Hunger Driving Macenko into 2026 Season

Anderson, Indiana (February 16, 2026): For Jackson Macenko and the No. 24 Brad Hayes Racing team, last season wasn’t about a lack of speed. It was about refining the moments that matter most.

As the 2026 yourBIGplans.com 500 Sprint Car Tour season approaches, Macenko’s mindset is clear: learn from frustration, build on proven speed, and stay locked in when it counts.

“The biggest thing I look back on is trying to keep myself mentally focused and calm in frustrating moments,” Macenko said. “I’m so hyper-competitive that sometimes that can let me boil over a little bit.”

Two races immediately stand out in his reflection.

Macenko in the pack of the pack at Owosso after spinning early in the race - Rick Kimball Photo

At the Little 500 at Anderson Speedway, pit stop issues — including trouble removing the right front tire and a push truck delay created mounting frustration. While he never lost sight of the race, Macenko admits he wasn’t as mentally sharp as he needed to be during that stretch. Despite the setbacks, he still recorded an impressive fifth-place finish in one of pavement sprint car racing’s most grueling events.

At Owosso Speedway, early struggles in practice led him to overdrive in qualifying, resulting in a mid-pack starting position that made the night more difficult than it needed to be.

“I tried to overcompensate,” he said. “It just wasn’t what we needed at that time.”

The lesson heading into 2026 is simple but powerful: remain calm, remain focused, and adopt a “next lap, next corner” mentality instead of dwelling on what just happened.

Despite those hard-learned moments, Macenko didn’t feel the need to overhaul his offseason approach. Physically and fundamentally, he believes the foundation is already in place  and the results back that up.

Last season, Macenko recorded four top-five finishes and seven top-10 results across the nine-race schedule. His best finish came at Anderson Speedway during the Glen Niebel Classic in the spring, where he led 41 laps and finished second, proving he has the speed to contend for victories against the Tour’s elite.

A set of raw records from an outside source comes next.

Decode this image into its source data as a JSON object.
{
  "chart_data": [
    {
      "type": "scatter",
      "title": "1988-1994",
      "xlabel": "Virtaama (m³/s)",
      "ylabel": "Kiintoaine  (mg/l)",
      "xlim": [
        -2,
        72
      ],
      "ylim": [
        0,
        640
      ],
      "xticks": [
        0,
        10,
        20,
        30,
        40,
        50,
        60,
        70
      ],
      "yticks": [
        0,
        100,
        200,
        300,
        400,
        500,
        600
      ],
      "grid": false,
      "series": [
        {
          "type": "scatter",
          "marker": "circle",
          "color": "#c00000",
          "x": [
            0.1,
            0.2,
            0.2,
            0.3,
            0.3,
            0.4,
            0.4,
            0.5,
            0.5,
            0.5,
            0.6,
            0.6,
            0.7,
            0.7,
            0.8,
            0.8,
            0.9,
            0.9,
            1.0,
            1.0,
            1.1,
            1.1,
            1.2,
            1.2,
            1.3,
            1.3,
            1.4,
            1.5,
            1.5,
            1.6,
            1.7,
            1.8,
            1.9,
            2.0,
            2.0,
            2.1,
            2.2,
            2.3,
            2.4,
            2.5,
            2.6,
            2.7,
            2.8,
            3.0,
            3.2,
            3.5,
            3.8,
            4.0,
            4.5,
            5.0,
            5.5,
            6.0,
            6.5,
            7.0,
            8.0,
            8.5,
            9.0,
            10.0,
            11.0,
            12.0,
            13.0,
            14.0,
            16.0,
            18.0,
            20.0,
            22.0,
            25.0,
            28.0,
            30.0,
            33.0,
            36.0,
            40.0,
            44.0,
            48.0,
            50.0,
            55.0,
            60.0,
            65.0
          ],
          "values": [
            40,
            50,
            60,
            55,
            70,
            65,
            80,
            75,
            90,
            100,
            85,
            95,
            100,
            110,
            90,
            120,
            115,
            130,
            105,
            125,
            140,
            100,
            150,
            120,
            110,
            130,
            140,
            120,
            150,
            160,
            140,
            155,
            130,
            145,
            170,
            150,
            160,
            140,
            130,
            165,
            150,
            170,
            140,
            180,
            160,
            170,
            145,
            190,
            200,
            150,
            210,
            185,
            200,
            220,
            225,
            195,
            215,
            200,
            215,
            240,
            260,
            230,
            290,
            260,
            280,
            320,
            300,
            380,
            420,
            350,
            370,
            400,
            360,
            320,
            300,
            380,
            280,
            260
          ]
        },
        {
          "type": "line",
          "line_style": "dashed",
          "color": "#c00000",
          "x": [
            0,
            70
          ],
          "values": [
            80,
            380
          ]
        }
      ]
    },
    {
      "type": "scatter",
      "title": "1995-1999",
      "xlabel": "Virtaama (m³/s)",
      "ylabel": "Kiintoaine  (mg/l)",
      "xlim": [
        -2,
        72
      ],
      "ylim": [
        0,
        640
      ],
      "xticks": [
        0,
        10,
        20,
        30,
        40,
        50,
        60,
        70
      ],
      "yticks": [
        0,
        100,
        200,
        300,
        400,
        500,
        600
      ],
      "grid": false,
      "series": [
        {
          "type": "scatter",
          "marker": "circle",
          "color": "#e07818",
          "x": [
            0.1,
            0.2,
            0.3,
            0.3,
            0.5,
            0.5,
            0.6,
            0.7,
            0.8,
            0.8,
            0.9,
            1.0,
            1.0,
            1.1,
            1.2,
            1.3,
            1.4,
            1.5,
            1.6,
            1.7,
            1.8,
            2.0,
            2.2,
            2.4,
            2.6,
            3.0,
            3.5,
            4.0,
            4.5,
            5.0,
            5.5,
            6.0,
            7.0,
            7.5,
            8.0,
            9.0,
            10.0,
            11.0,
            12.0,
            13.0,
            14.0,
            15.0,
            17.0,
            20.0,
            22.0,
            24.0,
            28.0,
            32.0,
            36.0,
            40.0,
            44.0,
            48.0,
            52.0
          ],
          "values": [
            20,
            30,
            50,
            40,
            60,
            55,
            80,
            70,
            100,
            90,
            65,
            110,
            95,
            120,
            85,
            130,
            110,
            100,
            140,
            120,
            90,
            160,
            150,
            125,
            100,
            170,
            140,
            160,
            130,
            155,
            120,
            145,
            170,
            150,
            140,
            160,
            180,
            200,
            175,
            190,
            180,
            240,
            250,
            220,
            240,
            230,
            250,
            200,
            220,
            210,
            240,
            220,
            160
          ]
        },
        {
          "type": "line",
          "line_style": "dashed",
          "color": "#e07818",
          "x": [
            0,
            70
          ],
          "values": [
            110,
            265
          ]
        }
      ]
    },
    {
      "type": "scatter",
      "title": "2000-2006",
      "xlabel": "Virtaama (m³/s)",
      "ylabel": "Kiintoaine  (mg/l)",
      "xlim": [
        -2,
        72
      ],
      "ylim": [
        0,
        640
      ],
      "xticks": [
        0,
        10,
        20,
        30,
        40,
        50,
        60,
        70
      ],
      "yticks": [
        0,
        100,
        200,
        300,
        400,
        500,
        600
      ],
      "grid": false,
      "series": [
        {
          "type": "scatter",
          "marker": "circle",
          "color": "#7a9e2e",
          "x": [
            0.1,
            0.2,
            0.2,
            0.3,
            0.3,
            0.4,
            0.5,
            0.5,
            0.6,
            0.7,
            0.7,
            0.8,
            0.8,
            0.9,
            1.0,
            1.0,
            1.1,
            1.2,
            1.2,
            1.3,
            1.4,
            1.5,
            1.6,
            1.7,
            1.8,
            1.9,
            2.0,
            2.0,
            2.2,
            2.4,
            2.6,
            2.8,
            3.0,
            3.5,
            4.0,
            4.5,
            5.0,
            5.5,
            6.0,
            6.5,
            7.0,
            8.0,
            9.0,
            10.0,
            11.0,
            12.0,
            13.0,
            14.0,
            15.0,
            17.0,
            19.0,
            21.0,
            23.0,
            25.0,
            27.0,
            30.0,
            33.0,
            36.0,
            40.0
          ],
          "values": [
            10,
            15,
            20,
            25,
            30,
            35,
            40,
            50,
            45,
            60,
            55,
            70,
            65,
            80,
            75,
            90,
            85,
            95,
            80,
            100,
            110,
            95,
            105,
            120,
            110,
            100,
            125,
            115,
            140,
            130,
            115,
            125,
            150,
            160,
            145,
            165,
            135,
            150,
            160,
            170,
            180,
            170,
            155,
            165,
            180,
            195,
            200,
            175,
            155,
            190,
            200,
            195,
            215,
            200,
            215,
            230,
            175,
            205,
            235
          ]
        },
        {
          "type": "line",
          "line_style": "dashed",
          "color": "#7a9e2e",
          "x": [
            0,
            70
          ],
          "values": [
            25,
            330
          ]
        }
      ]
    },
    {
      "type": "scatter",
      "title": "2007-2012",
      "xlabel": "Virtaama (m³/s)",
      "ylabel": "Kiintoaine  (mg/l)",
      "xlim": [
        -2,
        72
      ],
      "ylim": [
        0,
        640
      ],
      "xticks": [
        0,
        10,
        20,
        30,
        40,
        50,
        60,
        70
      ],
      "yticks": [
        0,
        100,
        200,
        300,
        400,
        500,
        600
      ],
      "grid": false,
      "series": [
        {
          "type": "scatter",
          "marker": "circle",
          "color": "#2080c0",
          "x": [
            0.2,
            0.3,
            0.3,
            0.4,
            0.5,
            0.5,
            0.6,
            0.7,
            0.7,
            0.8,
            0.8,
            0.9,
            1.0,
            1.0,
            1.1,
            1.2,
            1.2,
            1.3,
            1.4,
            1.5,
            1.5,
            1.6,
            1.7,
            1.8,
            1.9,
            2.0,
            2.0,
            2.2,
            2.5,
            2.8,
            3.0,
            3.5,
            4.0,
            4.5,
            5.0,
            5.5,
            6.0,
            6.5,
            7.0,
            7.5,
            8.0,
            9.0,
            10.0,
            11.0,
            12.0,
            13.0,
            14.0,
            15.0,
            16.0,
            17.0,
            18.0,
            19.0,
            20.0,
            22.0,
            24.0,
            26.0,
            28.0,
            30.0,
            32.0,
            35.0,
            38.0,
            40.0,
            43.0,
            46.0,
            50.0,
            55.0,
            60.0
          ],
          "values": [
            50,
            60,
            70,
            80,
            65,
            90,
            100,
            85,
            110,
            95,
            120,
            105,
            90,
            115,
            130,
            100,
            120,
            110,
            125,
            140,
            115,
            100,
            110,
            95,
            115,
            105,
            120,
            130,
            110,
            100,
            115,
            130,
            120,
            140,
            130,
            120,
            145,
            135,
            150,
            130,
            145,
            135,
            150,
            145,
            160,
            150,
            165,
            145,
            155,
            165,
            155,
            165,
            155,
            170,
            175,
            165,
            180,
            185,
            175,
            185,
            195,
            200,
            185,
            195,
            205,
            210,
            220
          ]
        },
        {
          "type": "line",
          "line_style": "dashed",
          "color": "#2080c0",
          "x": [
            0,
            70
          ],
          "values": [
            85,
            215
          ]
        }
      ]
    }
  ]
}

“We put ourselves in position,” he said. “There were a few things to clean up, but we had opportunities to win at Salem and at the Little 500. We did everything in our power last year, now it’s about capitalizing.”

Still, what excites Macenko most about 2026 isn’t what went wrong, but what went right.

He points to the overall schedule and the team’s ability to show speed at every stop last season. At Salem Speedway, they were in contention for the win. At Winchester Speedway, he ran among the leaders before a flat tire derailed the effort. Even at Owosso, after qualifying 12th and spinning mid-race, he charged back through the field in a tightly packed race.

Jackson Macneko (Left) on the front stretch after finishing second at Anderson Speedway. Also pictured Dakoda Armstrong (Center) and Colton Bettis (Right) - Jack Kessler Photo

“Knowing we can compete anywhere right now, that’s what excites me,” he said. “We’re going to have chances to win.”

Macenko’s path to this point has been different from many of his competitors. A first-generation racer, he didn’t grow up in a racing family. He began in karting before truly cutting his teeth in the Kenyon Midget Series, where he developed the racecraft and discipline that now defines his pavement sprint car approach.

The 2026 season will mark his fourth consecutive full-time campaign on the Tour and with each year, confidence has grown.

While others may feel pressure defending championships or crown jewel victories, Macenko sees his position differently.

“There’s always pressure,” he said. “But we’re not defending anything. We’re trying to take it.”

For fans who may be watching him for the first time in 2026, Macenko describes his driving style as “calculated, but 100 percent.”

He thinks laps ahead. In endurance races like the Little 500, he thinks pit cycles ahead. That patience doesn’t mean hesitation, it means strategy.

“I don’t leave anything out on the track,” he said. “When I pull into the pits, I’m gassed because I gave it everything.”

Competing on the yourBIGplans.com 500 Sprint Car Tour demands that level of precision. With a field stacked with elite talent night after night, the margin between third and eighth can be razor thin.

“You’ve got to be almost inch-perfect every lap,” Macenko said. “If you make a mistake, those guys are right there to jump on you.”

So what defines his mindset heading into 2026?

“Hunger.”

And if everything clicks?

“That first win,” he said. “It almost feels like once we break through, it could snowball. I think fans can expect to see us on the podium consistently and hopefully on the top step lifting trophies.”

With speed proven, lessons learned, and hunger fueling the push forward, Jackson Macenko enters 2026 not chasing validation, but ready to seize opportunity.